Back when I was aged 2 my favourite uncle (Mum’s side but the more refined end of the family, something Mum never quite came to terms with) bought me a red pedal car, this was great apart from one  teeny weeny flaw, it was massive.

Sitting on the seat the pedals would literally have been in the next postcode (or would have been if postcodes had been invented)

Every year on my birthday I was promised that this was the year I’d finally grow into it. By the time I was 11 I could just about reach the pedals at which point they announced they were selling it to buy me a suit for my cousin’s wedding, a bloody suit,  I was not best pleased.


I didn’t blame Pete (said cousin) who was a bit of a childhood hero and a terrific musician, he played guitar and I often sat enthralled as he described watching Hendrix (amongst others) play live and figuring out how they did it.

Although I do think the bit where he played his guitar with his teeth was more for his wide eyed audience rather than historically accurate.

Later Pete taught himself to play keyboards etc and ended up owning several music shops and a recording studio with pride of place taken by the mixing desk featured on the Beatles Abbey Road album.


The story runs a rich widow got herself a toy boy who was bought whatever he asked for, unfortunately said Lothario had a bit of a problem with his pants randomly falling down, said widow caught him at it and ordered him to sell everything.


Pete was in the right place at the right time and picked it up for a song.


It was around this time that I learned a little more about my ancestry.


On Mum’s side my Granny had died before I was born and my Grandad was regarded as a bit of a rotten egg and had been disowned by the family. Mum often regaled me with tales of a notorious pirate captain who she reckoned was distantly related and how we’d be in for a cut if they ever found his buried treasure.

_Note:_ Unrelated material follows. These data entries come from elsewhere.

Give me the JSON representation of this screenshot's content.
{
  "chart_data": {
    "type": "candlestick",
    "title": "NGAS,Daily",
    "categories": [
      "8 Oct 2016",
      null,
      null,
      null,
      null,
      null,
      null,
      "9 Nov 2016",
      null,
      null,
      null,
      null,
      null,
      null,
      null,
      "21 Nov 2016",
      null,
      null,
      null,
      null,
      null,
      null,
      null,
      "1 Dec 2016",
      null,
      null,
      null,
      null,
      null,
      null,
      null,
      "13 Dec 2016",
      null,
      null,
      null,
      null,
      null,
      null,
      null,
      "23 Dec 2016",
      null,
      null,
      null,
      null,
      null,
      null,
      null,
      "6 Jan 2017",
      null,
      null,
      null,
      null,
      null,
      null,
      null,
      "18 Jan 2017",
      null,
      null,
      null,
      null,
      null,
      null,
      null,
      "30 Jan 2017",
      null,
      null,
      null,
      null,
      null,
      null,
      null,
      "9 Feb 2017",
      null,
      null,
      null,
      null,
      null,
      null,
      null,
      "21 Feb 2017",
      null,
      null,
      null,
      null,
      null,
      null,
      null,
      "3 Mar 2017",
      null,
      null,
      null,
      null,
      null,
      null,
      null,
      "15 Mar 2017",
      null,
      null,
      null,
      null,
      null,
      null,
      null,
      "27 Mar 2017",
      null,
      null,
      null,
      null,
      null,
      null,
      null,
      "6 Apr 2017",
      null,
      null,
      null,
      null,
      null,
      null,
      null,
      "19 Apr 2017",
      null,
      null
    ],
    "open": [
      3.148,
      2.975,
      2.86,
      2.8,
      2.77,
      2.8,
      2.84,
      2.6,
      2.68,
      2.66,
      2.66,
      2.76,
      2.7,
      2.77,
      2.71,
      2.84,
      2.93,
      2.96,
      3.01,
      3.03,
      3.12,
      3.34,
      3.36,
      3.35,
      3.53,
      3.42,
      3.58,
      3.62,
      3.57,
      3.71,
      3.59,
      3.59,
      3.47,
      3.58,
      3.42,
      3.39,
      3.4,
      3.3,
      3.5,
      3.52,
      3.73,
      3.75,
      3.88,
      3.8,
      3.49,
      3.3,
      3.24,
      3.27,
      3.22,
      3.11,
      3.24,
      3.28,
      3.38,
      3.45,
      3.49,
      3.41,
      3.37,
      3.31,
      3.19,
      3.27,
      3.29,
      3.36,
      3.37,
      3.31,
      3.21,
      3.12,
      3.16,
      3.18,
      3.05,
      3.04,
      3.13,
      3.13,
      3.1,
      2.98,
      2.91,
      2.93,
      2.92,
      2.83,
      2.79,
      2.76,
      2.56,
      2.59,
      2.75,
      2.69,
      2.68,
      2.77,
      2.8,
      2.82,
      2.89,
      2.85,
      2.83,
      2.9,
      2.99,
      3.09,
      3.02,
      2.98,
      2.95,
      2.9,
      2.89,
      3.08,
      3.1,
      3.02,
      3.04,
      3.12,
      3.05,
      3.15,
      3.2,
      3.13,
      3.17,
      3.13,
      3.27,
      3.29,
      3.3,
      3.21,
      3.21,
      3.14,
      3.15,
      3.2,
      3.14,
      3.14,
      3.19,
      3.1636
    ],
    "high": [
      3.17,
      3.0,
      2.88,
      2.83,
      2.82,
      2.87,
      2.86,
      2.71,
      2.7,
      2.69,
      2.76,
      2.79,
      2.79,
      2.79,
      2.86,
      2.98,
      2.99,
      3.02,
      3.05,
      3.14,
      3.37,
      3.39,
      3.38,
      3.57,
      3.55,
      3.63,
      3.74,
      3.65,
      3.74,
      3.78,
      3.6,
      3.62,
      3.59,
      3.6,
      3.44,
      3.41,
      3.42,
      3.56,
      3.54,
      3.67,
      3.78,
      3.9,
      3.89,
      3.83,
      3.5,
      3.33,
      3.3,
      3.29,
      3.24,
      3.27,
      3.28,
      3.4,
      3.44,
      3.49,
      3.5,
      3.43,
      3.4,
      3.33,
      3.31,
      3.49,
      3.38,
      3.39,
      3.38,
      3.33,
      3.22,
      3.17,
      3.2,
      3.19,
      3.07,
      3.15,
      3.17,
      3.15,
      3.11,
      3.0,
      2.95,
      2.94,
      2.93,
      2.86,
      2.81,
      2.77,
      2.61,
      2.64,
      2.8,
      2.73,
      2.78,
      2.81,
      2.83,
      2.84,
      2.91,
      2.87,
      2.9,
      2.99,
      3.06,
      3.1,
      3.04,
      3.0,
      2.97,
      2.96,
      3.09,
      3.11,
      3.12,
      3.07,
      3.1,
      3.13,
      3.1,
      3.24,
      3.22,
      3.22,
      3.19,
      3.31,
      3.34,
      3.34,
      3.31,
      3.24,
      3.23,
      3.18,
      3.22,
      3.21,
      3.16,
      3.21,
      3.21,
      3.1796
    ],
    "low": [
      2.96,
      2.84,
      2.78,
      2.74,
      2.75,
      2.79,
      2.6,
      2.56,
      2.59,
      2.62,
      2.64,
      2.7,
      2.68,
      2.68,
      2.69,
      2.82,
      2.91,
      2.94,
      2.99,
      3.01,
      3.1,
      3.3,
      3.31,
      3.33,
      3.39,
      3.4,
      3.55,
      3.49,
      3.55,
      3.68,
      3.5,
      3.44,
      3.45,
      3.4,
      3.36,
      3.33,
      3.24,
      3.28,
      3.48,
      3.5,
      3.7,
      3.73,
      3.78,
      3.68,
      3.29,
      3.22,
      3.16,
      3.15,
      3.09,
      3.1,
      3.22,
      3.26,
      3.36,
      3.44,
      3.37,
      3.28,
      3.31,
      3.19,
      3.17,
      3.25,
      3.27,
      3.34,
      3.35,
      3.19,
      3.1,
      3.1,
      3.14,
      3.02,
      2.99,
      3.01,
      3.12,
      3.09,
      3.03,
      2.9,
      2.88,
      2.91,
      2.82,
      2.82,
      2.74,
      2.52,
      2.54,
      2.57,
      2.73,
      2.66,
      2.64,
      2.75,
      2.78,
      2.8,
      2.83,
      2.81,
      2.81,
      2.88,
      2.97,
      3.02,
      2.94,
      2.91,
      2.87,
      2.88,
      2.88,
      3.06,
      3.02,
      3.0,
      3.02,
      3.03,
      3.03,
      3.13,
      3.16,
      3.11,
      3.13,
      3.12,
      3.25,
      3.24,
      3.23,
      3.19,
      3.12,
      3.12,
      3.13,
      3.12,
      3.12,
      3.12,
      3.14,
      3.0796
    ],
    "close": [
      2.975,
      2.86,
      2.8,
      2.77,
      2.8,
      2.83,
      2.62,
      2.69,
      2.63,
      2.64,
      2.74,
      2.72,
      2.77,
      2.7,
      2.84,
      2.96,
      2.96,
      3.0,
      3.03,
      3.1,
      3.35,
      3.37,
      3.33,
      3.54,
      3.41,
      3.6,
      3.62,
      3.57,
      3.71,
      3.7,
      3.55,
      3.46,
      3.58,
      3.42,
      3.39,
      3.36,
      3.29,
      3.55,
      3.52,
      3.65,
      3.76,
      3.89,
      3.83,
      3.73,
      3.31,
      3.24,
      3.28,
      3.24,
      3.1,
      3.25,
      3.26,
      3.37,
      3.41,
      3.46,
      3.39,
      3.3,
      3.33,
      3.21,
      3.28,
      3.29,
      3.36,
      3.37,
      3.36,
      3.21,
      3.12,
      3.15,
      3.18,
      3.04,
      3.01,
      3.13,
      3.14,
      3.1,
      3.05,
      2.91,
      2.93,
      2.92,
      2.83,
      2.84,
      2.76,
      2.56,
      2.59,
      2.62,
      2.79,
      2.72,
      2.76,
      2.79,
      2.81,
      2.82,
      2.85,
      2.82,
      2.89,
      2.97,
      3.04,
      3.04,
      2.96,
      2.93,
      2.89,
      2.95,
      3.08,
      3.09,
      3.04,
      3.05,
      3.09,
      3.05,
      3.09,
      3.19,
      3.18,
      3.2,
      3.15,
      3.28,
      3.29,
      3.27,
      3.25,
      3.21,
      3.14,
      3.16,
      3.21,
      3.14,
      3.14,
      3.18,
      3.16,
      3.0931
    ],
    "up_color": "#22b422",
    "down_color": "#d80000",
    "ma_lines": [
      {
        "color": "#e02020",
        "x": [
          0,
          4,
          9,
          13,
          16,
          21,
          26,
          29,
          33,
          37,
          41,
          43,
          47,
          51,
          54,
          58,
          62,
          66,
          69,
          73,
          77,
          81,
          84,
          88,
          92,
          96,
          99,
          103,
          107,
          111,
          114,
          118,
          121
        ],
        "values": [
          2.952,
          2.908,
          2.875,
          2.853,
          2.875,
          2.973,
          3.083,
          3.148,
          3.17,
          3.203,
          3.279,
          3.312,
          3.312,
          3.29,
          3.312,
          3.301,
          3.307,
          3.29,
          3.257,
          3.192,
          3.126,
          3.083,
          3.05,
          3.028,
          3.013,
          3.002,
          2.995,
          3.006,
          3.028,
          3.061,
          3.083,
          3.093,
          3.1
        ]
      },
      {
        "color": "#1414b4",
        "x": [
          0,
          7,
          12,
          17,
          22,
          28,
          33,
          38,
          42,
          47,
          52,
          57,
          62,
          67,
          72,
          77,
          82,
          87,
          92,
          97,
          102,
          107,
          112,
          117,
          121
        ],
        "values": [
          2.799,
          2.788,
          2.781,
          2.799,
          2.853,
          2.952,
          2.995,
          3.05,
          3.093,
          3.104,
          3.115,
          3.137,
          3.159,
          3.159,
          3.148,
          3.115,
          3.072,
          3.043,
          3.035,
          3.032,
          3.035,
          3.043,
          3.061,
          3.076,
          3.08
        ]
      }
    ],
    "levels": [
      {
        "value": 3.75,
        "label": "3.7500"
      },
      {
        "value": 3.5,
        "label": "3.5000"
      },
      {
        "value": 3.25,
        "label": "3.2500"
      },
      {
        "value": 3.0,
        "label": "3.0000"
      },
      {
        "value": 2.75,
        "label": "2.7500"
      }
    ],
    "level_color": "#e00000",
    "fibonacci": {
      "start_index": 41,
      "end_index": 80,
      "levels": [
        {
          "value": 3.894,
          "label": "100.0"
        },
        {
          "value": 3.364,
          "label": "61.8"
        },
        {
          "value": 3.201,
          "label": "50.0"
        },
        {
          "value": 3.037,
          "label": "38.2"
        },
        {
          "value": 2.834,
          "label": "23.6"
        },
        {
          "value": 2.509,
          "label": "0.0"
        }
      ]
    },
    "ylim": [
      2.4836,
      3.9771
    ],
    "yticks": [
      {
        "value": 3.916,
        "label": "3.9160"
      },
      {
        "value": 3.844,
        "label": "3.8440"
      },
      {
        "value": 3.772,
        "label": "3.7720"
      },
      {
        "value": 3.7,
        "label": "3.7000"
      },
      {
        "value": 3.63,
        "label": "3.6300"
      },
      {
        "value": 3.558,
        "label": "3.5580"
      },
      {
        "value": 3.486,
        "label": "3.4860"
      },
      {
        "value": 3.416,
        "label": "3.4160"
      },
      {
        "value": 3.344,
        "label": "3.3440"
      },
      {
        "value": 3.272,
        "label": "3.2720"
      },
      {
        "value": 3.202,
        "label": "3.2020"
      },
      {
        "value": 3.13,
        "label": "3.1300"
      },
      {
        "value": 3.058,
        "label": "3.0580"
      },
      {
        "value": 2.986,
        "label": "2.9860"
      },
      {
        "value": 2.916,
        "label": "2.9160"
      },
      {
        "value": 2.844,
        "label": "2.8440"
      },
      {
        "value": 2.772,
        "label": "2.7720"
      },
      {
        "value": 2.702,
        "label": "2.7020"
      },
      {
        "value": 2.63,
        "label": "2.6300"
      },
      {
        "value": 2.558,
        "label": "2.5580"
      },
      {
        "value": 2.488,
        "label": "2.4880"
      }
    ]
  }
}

I suspect with hindsight this was more an attempt to big up her side of the family.


My Dad’s side I knew far more about, my Grandad was a painter & decorator and part time chimney sweep so I assume Dad’s brains came from Grandma.


They came originally from Cornwall, think Poldark without all the bodice ripping and smouldering, but there again who knows, maybe there was plenty of smouldering and bodice ripping? 

After all without Ant & Dec or t’internet I assume they had to find some way to keep themselves amused again no doubt interspersed with a bit of smuggling and associated skullduggery on the side.


Without digging too deep it appears my ancestry is liberally peppered with various cutthroats, criminals and ne’er do wells.

So no real surprise there then.


Perhaps the daftest bit of family trivia was found by accident.

Before the war a Mr and (heavily pregnant) Mrs Andrews spent time lodging with my Grandma, possibly Dad who would have been early teens at the time made quite the impression as many years later mum was reading a Sunday supplement article which mentioned older brother Donald, the article featured the younger and somewhat better known sister Julie.